Como aperfeiçoar a relação com o consumidor sem invasão?
RN – Quanto mais o varejista conhecer o consumidor que entra em sua loja, melhor ele poderá fazer o seu planejamento. É difícil dizer até onde vai a invasão. Não dá para saber, é uma questão de tentativa e erro. O varejista pode perder cliente nesse contexto, mas também pode ganhar. É através do retorno do consumidor que ele pode analisar a situação.

A loja física, hoje, tem um novo papel?
RN – Com a ascensão da conveniência do canal online, a loja física adquiriu um novo papel, que é o de dar espaço completo à experiência dos produtos e da essência da marca. É dentro da loja que o consumidor amplia suas informações, se entretém e pode realmente ver e tocar seu produto. A loja física tem o papel preponderante de oferecer a retirada instantânea dos produtos, coisa que não ocorre no canal online.

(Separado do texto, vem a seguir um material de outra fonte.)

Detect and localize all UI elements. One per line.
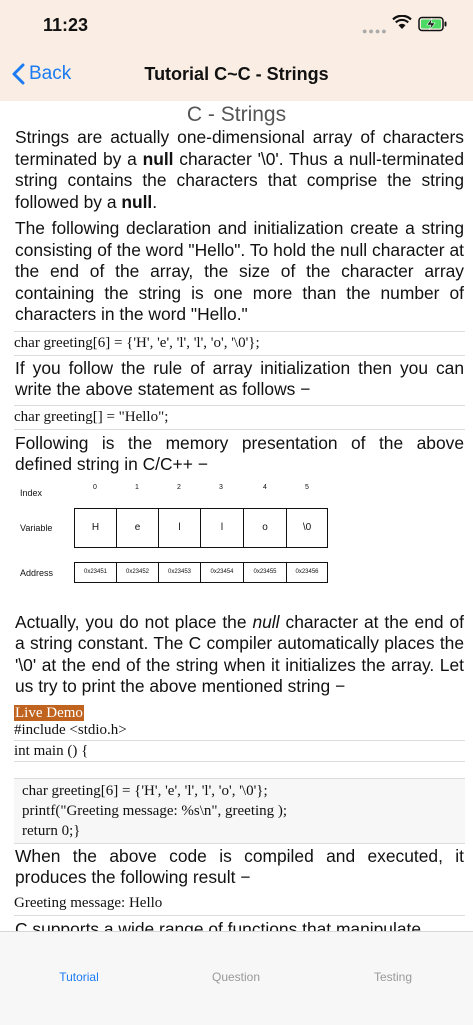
index-label: Index [20, 487, 43, 498]
section-heading: C - Strings [186, 103, 287, 126]
index-cell: 1 [135, 483, 139, 491]
tab-testing[interactable]: Testing [333, 970, 453, 984]
tab-question[interactable]: Question [176, 970, 296, 984]
index-cell: 4 [263, 483, 267, 491]
live-demo-link[interactable]: Live Demo [14, 704, 84, 721]
code-line: char greeting[6] = {'H', 'e', 'l', 'l', … [22, 782, 268, 799]
code-line: printf("Greeting message: %s\n", greetin… [22, 802, 288, 819]
variable-cell: l [158, 507, 201, 548]
variable-cell: \0 [286, 507, 328, 548]
index-cell: 2 [177, 483, 181, 491]
address-cell: 0x23454 [200, 561, 244, 583]
address-cell: 0x23456 [286, 561, 328, 583]
variable-cell: H [74, 507, 117, 548]
battery-charging-icon [418, 16, 448, 37]
memory-diagram: Index Variable Address 0 1 2 3 4 5 H e l… [0, 476, 473, 612]
code-line: int main () { [14, 741, 465, 762]
paragraph-3: If you follow the rule of array initiali… [15, 357, 464, 400]
navigation-bar: Back Tutorial C~C - Strings [0, 55, 473, 99]
index-cell: 0 [93, 483, 97, 491]
paragraph-1: Strings are actually one-dimensional arr… [15, 127, 465, 212]
variable-cell: o [243, 507, 287, 548]
paragraph-5: Actually, you do not place the null char… [15, 611, 464, 697]
code-inner: char greeting[6] = {'H', 'e', 'l', 'l', … [14, 777, 465, 844]
code-snippet-2: char greeting[] = "Hello"; [14, 404, 465, 430]
page-title: Tutorial C~C - Strings [144, 64, 329, 84]
code-snippet-1: char greeting[6] = {'H', 'e', 'l', 'l', … [14, 330, 465, 356]
address-label: Address [20, 567, 54, 578]
index-cell: 5 [305, 483, 309, 491]
status-time: 11:23 [43, 15, 89, 35]
wifi-icon [392, 14, 412, 35]
paragraph-4: Following is the memory presentation of … [15, 432, 464, 475]
paragraph-2: The following declaration and initializa… [15, 218, 464, 324]
variable-label: Variable [20, 522, 53, 533]
output-snippet: Greeting message: Hello [14, 891, 465, 916]
index-cell: 3 [219, 483, 223, 491]
address-cell: 0x23453 [158, 561, 201, 583]
header: 11:23 ●●●● Back Tutorial C~C - Strings [0, 0, 473, 101]
variable-cell: e [116, 507, 159, 548]
tab-tutorial[interactable]: Tutorial [19, 970, 139, 984]
code-line: return 0;} [22, 822, 81, 839]
tutorial-content[interactable]: C - Strings Strings are actually one-dim… [0, 101, 473, 931]
address-cell: 0x23455 [243, 561, 287, 583]
address-cell: 0x23452 [116, 561, 159, 583]
cellular-signal-icon: ●●●● [362, 26, 388, 36]
code-line: #include <stdio.h> [14, 720, 465, 741]
address-cell: 0x23451 [74, 561, 117, 583]
paragraph-6: When the above code is compiled and exec… [15, 845, 464, 888]
variable-cell: l [200, 507, 244, 548]
paragraph-7: C supports a wide range of functions tha… [15, 918, 422, 932]
tab-bar: Tutorial Question Testing [0, 931, 473, 1025]
code-block: #include <stdio.h> int main () { char gr… [14, 720, 465, 844]
status-bar: 11:23 ●●●● [0, 0, 473, 50]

Qual dos dois formatos tem mais chances de crescimento?
RN – No Brasil, o canal online ainda tem muito a crescer em termos de quantidade de varejistas, em receita e na conveniência oferecida, e a loja física pode ser aprimorada. Sem dúvida, são canais complementares e é dessa forma que o consumidor tem enxergado a marca. O que ele deseja é ser atendido impreterivelmente, e cabe ao varejista oferecer-lhe a maior quantidade possível de pontos de contato.

A inteligência artificial vai contribuir para atrair o consumidor à loja?
RN – As empresas que estão mais avançadas têm feito algoritmos e também promoções setorizadas, por exemplo, por cidades. Os varejistas que se valem da inteligência artificial utilizam-na para definir promoções, fazem a customização em massa. Ela é uma realidade no Brasil e não é restrita às grandes redes, pois há uma série de startups que podem ajudar as pequenas empresas, aquelas que têm fôlego menor para investir.

Como o senhor vê o varejo daqui para a frente?
RN – O varejo brasileiro tem muito potencial para crescimento, e as empresas que apostarem em tecnologias disruptivas, como inteligência artificial, estarão à frente das demais na oferta de produtos e experiências customizadas.